Namun, nasib mereka akan terkatung-katung kembali usai pilkada, karena kontrak mereka hanya akan berlaku hingga Desember, usai pilkada yang digelar pada November.
Kepala Dinas Kesehatan Kabupaten Manggarai, Bartolomeus Hermopan berkata, sesuai kebijakan Bupati Manggarai Herybertus GL Nabit, 249 nakes itu mulai bekerja kembali pada 1 Oktober.
Surat Perjanjian Kerja [SPK] para nakes, kata pria yang dipanggil Tomy ini, hanya berlaku sampai Desember 2024.
Ia tidak menjamin kontrak kerja para nakes berlanjut pada tahun depan.
“Soal lanjut atau tidaknya perjanjian kontrak, itu tergantung bupati,” katanya dalam sebuah pertemuan di Aula Dinas Kesehatan Kabupaten Manggarai pada 17 September.
Dalam pertemuan yang dihadiri sejumlah nakes non-ASN itu, Tomy berkata, kemungkinan ada di antara para nakes yang kontraknya tidak diperpanjang.
“Semuanya tergantung efektivitas dan efisiensi kerja,” katanya.
Pada awal 2024, kontrak para nakes non-ASN ini tidak diperpanjang yang kemudian memicu demonstrasi di Ruteng pada 12 Februari dan 6 Maret 2024.
Selain menuntut penerbitan SPK untuk 2024, para nakes juga menuntut kenaikan gaji dan tambahan penghasilan, seperti yang pernah dijanjikan Nabit.
Namun, aspirasi mereka kemudian dijawab Nabit dengan tidak memperpanjang SPK.
“Semua nakes yang berdemonstrasi, saya tidak akan menandatangani SPK,” katanya kala itu.
“Percayalah, atasanmu pasti perhatikan keluhanmu.

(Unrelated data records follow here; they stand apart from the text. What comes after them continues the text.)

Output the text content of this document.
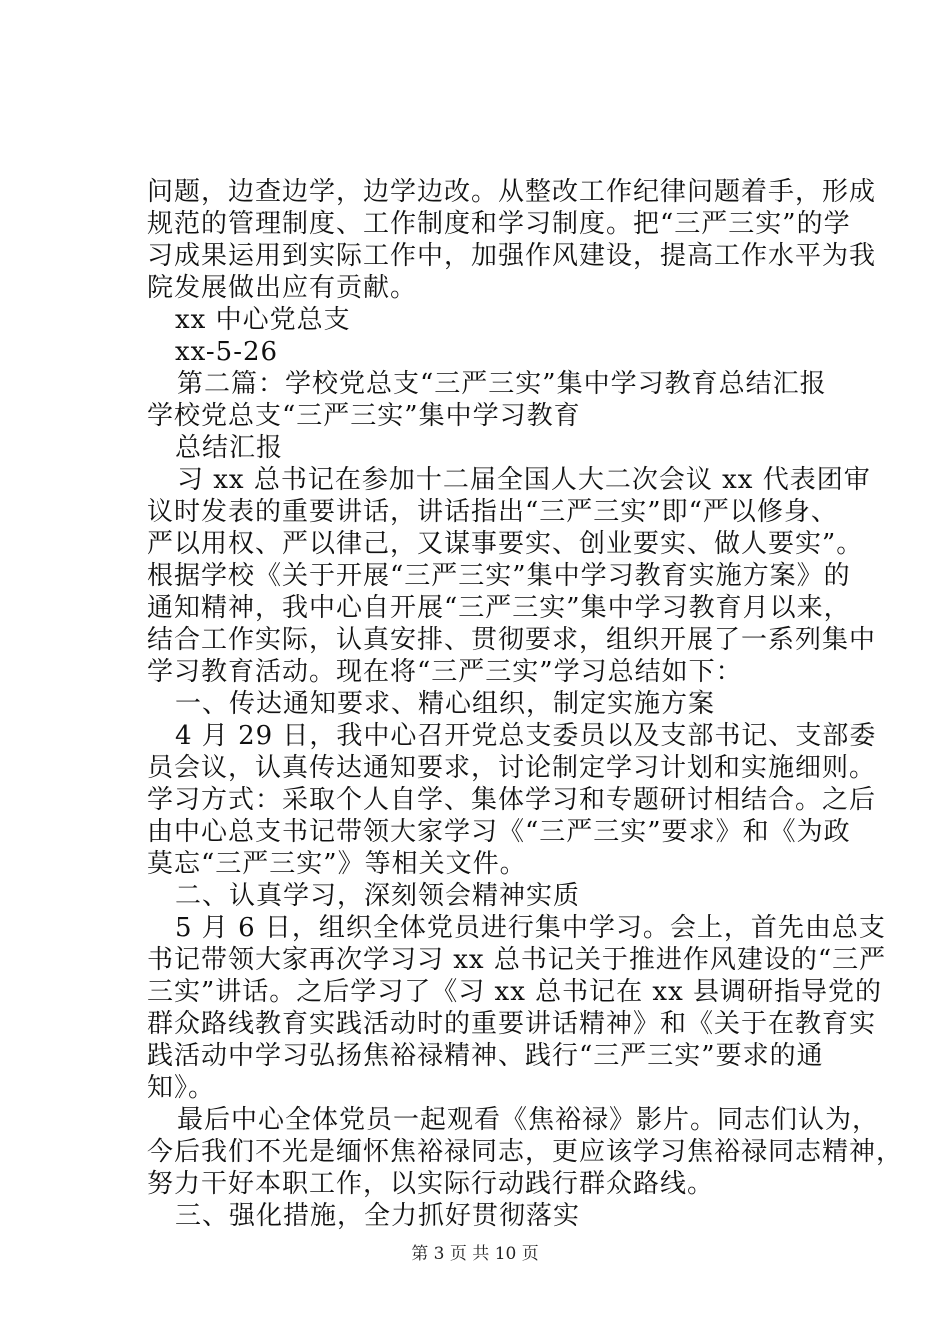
问题，边查边学，边学边改。从整改工作纪律问题着手，形成
规范的管理制度、工作制度和学习制度。把“三严三实”的学
习成果运用到实际工作中，加强作风建设，提高工作水平为我
院发展做出应有贡献。
xx 中心党总支
xx-5-26
第二篇：学校党总支“三严三实”集中学习教育总结汇报
学校党总支“三严三实”集中学习教育
总结汇报
习 xx 总书记在参加十二届全国人大二次会议 xx 代表团审
议时发表的重要讲话，讲话指出“三严三实”即“严以修身、
严以用权、严以律己，又谋事要实、创业要实、做人要实”。
根据学校《关于开展“三严三实”集中学习教育实施方案》的
通知精神，我中心自开展“三严三实”集中学习教育月以来，
结合工作实际，认真安排、贯彻要求，组织开展了一系列集中
学习教育活动。现在将“三严三实”学习总结如下：
一、传达通知要求、精心组织，制定实施方案
4 月 29 日，我中心召开党总支委员以及支部书记、支部委
员会议，认真传达通知要求，讨论制定学习计划和实施细则。
学习方式：采取个人自学、集体学习和专题研讨相结合。之后
由中心总支书记带领大家学习《“三严三实”要求》和《为政
莫忘“三严三实”》等相关文件。
二、认真学习，深刻领会精神实质
5 月 6 日，组织全体党员进行集中学习。会上，首先由总支
书记带领大家再次学习习 xx 总书记关于推进作风建设的“三严
三实”讲话。之后学习了《习 xx 总书记在 xx 县调研指导党的
群众路线教育实践活动时的重要讲话精神》和《关于在教育实
践活动中学习弘扬焦裕禄精神、践行“三严三实”要求的通
知》。
最后中心全体党员一起观看《焦裕禄》影片。同志们认为，
今后我们不光是缅怀焦裕禄同志，更应该学习焦裕禄同志精神，
努力干好本职工作，以实际行动践行群众路线。
三、强化措施，全力抓好贯彻落实
第 3 页 共 10 页
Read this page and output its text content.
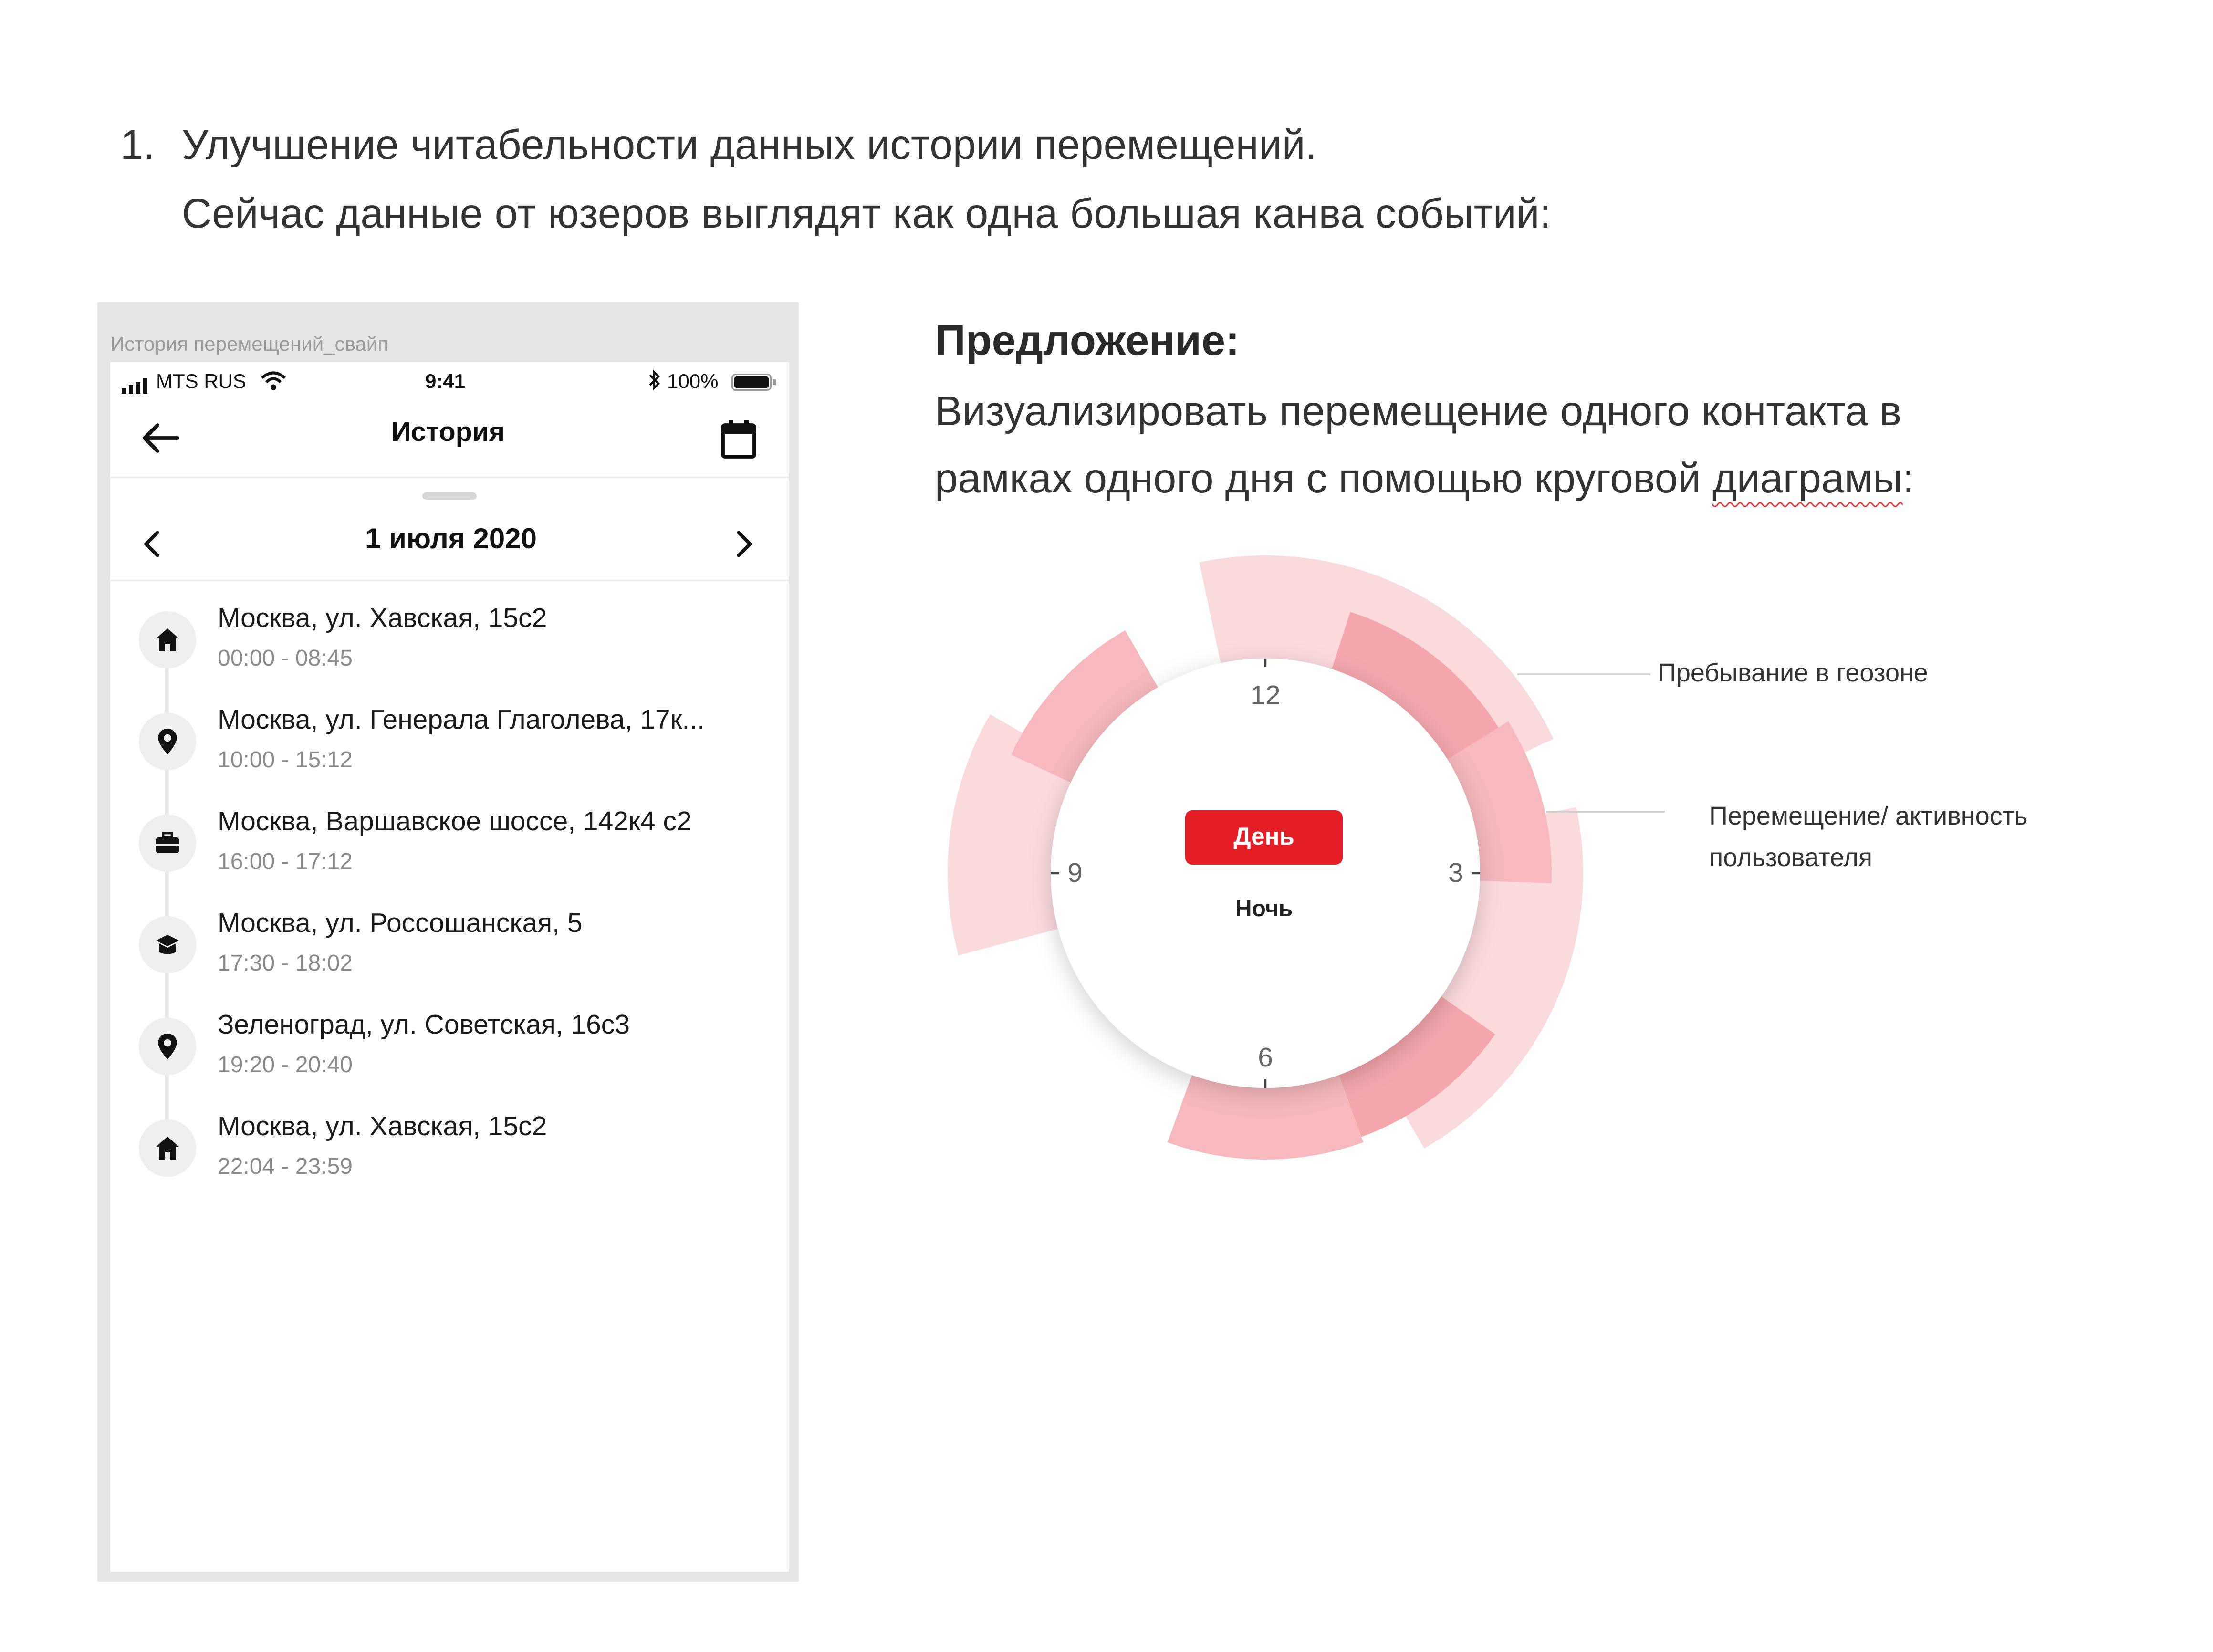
1. Улучшение читабельности данных истории перемещений.
Сейчас данные от юзеров выглядят как одна большая канва событий:
История перемещений_свайп
MTS RUS	9:41	100%
История
1 июля 2020
Москва, ул. Хавская, 15с2
00:00 - 08:45
Москва, ул. Генерала Глаголева, 17к...
10:00 - 15:12
Москва, Варшавское шоссе, 142к4 с2
16:00 - 17:12
Москва, ул. Россошанская, 5
17:30 - 18:02
Зеленоград, ул. Советская, 16с3
19:20 - 20:40
Москва, ул. Хавская, 15с2
22:04 - 23:59
Предложение:
Визуализировать перемещение одного контакта в
рамках одного дня с помощью круговой диаграмы:
12
3
6
9
День
Ночь
Пребывание в геозоне
Перемещение/ активность
пользователя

Tetapi, yang pasti dengan aturan, bukan berdasarkan apa yang kau mau,” tambahnya.
Langkah Nabit kala itu memicu protes dari banyak kalangan, yang dianggap sebagai bentuk arogansi kekuasaan.
Perwakilan para nakes kemudian menemui Nabit pada April, menyampaikan permintaan maaf secara adat Manggarai atau kepok, berharap agar dipekerjakan kembali.
“Kalau ada satu-dua hal yang membuat bapak sakit hati, kami meminta maaf yang sedalam-dalamnya,” kata perwakilan nakes saat itu.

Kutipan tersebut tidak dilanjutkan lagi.